Non combatteva per uccidere: non l'allettava l'idea di creare martiri per quei folli che, nel mondo esterno, ancora sostenevano i dettami maniaci d'un Lord da tempo sconfitto e, ancor più, non voleva sporcarsi le mani di sangue. Azkaban aveva spazio sufficiente per tutti.
Così, molti caddero privi di sensi e Lydia sorrideva euforica, esaltata dall'adrenalina della battaglia.
Nulla riuscì a smorzare il suo entusiasmo: non l'arrivo continuo di nuove forze, non i lampi verdi che talvolta la sfioravano e minacciavano di ucciderla, non la consapevolezza d'essere priva di qualsiasi supporto nella propria battaglia. Fu un'ombra a strappare il sorriso dal suo viso, una figura scura e austera che avanzò nel trambusto con passo lento e mani basse. La furia di tutti i presenti parve spegnersi al suo arrivo, compresa quella di Lydia.
“Ursul” mormorò la ragazza.
“La giovane Greengrass” replicò l'altra “la vergogna di Tom. L'onta che grava sul suo nome. La macchia che così faticosamente cerca di ripulire. O almeno questo è ciò che mi ha detto”.
Nessuno osava interrompere il suo incedere e la battaglia sembrava essersi congelata.
Solo Lydia rialzò la bacchetta che teneva in pugno, ma la sua mano era improvvisamente tremante.
“Ho sempre creduto di dovere molto a quell'uomo. L'ho creduto fino ad oggi” continuò Letitia “se davvero ritiene che tu sia un'onta, dunque ripagherò il mio debito; in caso contrario, sarà lui a ripagare il tradimento col più tremendo dei dolori” anche lei alzò la bacchetta e la scosse con vigore. Un lampo cobalto ne sprigionò e Lydia lo respinse prontamente, ma l'impatto della magia di Ursul contro la sua fu tremendo e solo allora la ragazza ebbe prova della forza che s'annidava in quella donna. Una forza che lei ancora non padroneggiava e che certo, stanca com'era, non sarebbe riuscita in quel momento a raccogliere dentro di sé.
Il loro non fu un duello, perché Lydia cercava unicamente di difendersi e indietreggiava sempre più, mentre Ursul marciava con arroganza verso di lei. Infine, fendette l'aria con un colpo di bacchetta, neanche impugnasse una sciabola, e Lydia non riuscì a schivare il colpo.
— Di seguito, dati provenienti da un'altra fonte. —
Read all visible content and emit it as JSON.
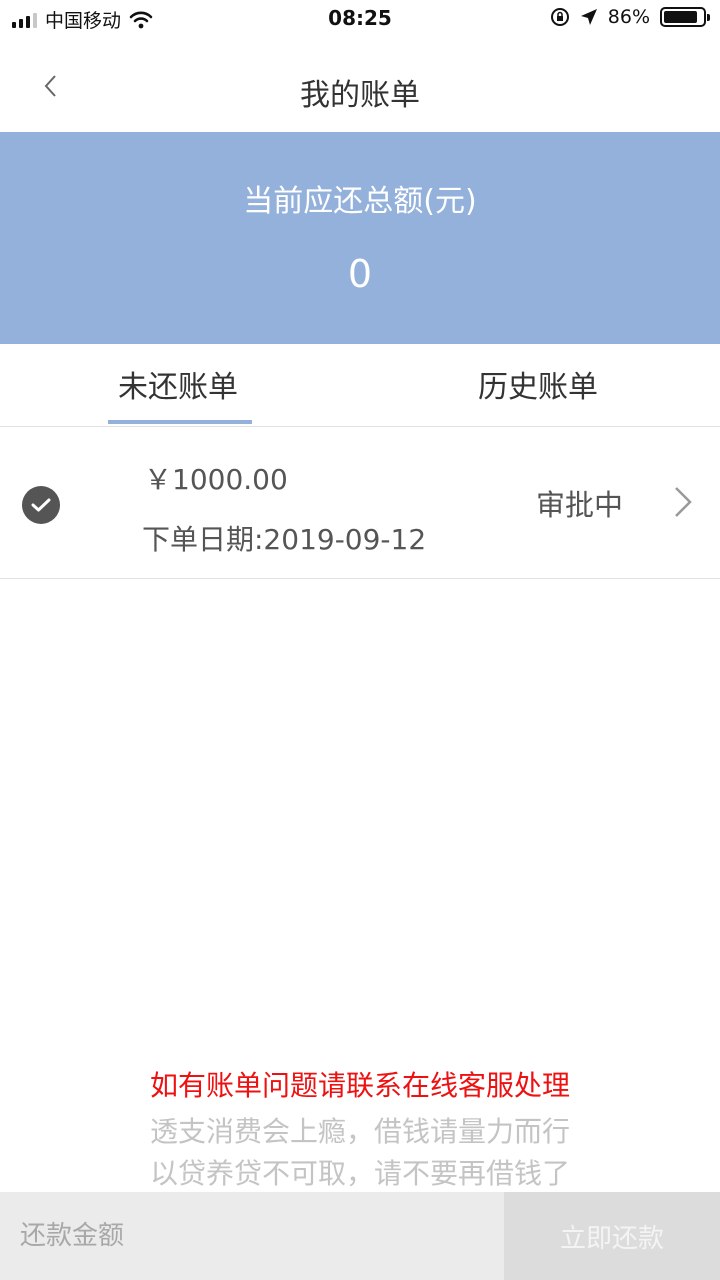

Il muto incantesimo tagliò la carne, penetrò profondamente nel suo ventre e, per quanto cercasse di combattere l'intorpidimento del corpo e l'appannarsi della vista, Lydia infine cadde in ginocchio e presto si ritrovò stesa sulla fredda pietra, gli occhi ottenebrati che a stento riuscivano a seguire i bagliori acidi delle lanterne stregate.
“Bene” sospirò Ursul, al contempo seccata e amareggiata “tornate nella mischia. Lasciate che si dissangui”.
E ancora una volta, la quiete precipitò dove fino a pochi minuti prima era il roboante scrosciare della cascata ipogea.